How do I get involved as a developer?
Given that Egeria connects many types of tools and services in different technologies, there must be code written to integrate from the tools and services to connect to Egeria. Organizations want to connect in the technology they use, so over time, more integration services are being written, and the Egeria ecosystem gets more community-written integration services.
Egeria Dojo Days
Egeria Dojos are online tutorials that guide you through hands-on activities that showcase the value and capability of using Egeria. There are also hands-on classes on working with Egeria. Throughout 2022, members of the Egeria Community will lead education sessions on each of these new Dojos. The Dojos include:
The following image depicts the value of each Dojo Day. For more information , see Egeria Dojo Days on the LF AI & Data site.
Day 2: Developing on Egeria
Day 2 of the Egeria Dojo Days is a key day for Java developers. This day explains how you can develop new connectors, which are one of the styles of integration into Egeria.
Coding Egeria connectors to enable integration involves:
- Coding in an opinionated framework. You should look to provide minimal technology-specific code, letting the framework do the heavy lifting.
- Thinking like a middleware developer. It is better to follow the established patterns and use the existing framework code rather than writing it yourself. This way, connectors will have the same capabilities that users expect, and adopting a new connector will be a similar experience to the existing connectors.
- Taking advantage of existing super classes to subclass what is special about your technology.
Egeria has repository connectors, which are connectors that allow a metadata repository to be part of the Egeria ecosystem (cohort). The advantages of this include:
- Egeria and frameworks provide code that minimizes the amount of code that must be written, so a new connector needs to scope what it supports and map requests to the proprietary metadata repository.
- The content of the metadata repository is included in Egeria queries, which are federated across all of the metadata repositories.
- The repository receives events as metadata in other repositories’ changes, and is expected to hold this content as read-only (reference) copies.
Egeria also has integration connectors. The advantages of these connectors include:
- Egeria and frameworks provide code that minimize the amount of code that must be written, so a new connector needs to scope what it supports and map requests to the proprietary metadata repository formats.
- The repository connected in through an integration connector is not in the Egeria ecosystem.
- The connector is driven by configuration that contains parameters and the direction of synchronization.
- The connectors can be simpler and use only a few types. They call Egeria Access services.
- For a given type of connector, the only code that must be written in the integration connection is mapping code between the open format and the third-party format. New types of connectors need other code to be written to call the Egeria access services appropriately.
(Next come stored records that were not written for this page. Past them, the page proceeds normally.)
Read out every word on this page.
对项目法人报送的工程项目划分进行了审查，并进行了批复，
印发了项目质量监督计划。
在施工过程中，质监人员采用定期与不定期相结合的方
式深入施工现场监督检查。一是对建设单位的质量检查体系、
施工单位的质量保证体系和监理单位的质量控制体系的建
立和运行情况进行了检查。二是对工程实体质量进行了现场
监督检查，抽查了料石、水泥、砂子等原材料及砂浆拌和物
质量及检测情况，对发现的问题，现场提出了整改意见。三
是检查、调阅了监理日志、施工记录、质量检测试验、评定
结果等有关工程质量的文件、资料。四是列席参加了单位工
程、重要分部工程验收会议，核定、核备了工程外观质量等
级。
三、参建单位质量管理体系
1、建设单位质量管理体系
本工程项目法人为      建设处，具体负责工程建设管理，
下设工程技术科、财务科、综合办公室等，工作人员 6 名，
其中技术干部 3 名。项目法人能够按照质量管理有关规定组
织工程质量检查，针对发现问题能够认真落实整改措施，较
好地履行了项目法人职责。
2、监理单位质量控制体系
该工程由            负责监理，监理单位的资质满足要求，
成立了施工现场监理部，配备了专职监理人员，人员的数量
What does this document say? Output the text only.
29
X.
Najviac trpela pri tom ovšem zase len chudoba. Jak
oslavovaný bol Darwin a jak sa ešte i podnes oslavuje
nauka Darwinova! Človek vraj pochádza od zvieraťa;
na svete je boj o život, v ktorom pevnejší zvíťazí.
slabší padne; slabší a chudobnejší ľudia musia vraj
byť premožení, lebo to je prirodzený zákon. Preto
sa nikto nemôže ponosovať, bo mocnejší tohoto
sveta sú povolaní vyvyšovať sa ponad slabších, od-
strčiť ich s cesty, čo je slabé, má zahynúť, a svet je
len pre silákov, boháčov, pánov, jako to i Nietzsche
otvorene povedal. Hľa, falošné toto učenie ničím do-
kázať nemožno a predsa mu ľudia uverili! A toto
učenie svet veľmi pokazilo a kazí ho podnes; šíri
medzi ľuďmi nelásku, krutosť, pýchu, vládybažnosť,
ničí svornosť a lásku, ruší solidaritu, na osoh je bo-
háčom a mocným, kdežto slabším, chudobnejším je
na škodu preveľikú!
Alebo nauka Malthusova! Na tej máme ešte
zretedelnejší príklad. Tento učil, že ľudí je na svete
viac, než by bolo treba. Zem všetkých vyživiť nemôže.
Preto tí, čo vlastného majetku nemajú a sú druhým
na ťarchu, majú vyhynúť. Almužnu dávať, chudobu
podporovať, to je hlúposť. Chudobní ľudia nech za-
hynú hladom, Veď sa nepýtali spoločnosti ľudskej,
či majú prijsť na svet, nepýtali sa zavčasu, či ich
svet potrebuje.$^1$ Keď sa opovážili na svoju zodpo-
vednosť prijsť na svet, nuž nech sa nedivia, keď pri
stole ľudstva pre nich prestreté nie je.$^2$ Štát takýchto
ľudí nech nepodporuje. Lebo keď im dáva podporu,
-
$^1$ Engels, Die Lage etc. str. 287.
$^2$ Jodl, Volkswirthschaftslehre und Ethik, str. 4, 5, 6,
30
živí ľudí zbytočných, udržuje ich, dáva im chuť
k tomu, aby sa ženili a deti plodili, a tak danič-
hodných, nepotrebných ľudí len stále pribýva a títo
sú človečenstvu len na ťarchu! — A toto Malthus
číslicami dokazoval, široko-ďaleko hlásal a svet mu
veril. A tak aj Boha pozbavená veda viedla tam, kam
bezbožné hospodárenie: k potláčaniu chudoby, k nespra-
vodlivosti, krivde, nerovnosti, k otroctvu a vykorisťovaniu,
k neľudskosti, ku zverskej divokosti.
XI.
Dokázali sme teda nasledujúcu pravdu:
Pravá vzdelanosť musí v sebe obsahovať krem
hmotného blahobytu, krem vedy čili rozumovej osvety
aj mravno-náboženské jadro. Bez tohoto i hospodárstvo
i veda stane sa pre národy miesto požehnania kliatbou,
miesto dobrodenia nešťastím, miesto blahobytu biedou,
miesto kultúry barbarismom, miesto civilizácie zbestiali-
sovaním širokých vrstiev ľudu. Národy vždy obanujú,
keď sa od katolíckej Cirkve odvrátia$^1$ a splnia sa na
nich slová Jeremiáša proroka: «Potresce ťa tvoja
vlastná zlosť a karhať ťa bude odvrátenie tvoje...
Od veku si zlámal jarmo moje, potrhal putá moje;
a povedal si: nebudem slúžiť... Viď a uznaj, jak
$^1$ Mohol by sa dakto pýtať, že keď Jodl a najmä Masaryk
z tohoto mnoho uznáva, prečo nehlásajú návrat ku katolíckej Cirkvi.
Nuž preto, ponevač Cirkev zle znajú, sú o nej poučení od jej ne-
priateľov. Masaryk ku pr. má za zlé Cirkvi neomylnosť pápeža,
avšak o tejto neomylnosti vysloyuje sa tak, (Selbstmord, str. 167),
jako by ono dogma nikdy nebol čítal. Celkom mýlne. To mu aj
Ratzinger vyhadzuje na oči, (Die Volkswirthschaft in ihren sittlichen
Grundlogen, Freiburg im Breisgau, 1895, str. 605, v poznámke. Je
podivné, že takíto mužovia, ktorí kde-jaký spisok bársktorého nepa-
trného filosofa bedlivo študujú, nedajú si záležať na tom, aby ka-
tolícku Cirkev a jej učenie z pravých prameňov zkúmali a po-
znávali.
Day 4: Developing in Egeria (contributing)
Day 4 of the Egeria Dojo Days covers coding in Egeria, which requires you to think like a middleware developer.
- First, and most importantly, being a good member of the Egeria community.
- Understand the scope of the change:
- What testing can be added to Egeria to ensure that capabilities continue to run as expected.
- Framework changes are rare and should be done with care to prevent regressions.
- Enhancements must consider open types and API impact.
- Bug fixes should not introduce regressions. Consider how to test automatically.
- Most capabilities use the connector framework to allow pluggability.
- Be aware of the status of the component that you are changing. More care must be taken if the component is released because the APIs must continue to work and might need new versions.
- Larger changes like introducing a new Access Service involve proposing the design, scope, and testing to the community so that your contribution will be accepted and merged by the maintainers. You can propose this in an issue, and, if required, in one of the community calls.
What has this got to do with IBM?
IBM embraces Egeria. In particular, Watson Knowledge Catalog uses Egeria to communicate between its repositories. To learn more, see Egeria open source standard enhances hybrid cloud metadata and data governance initiatives. There are also Egeria connectors for the IBM Information Governance Catalog, DataStage, and Cognos Analytics products. There are ongoing efforts to further integrate other IBM capabilities with Egeria, and IBM has multiple maintainers on the Egeria project.
Egeria solves a difficult problem, which is real-time integration between heterogeneous products, services, and solutions. There are many resources including the Egeria Dojos to help you to develop on and in Egeria quickly.
I really enjoy working with Egeria and both promoting and coding it. It seems to me to be a great way to solve the integration problem in a vendor-neutral way. I hope that you join us to collaborate in the open source community to make Egeria even better. We think a diverse, active community is a healthy one, and would love you to join us.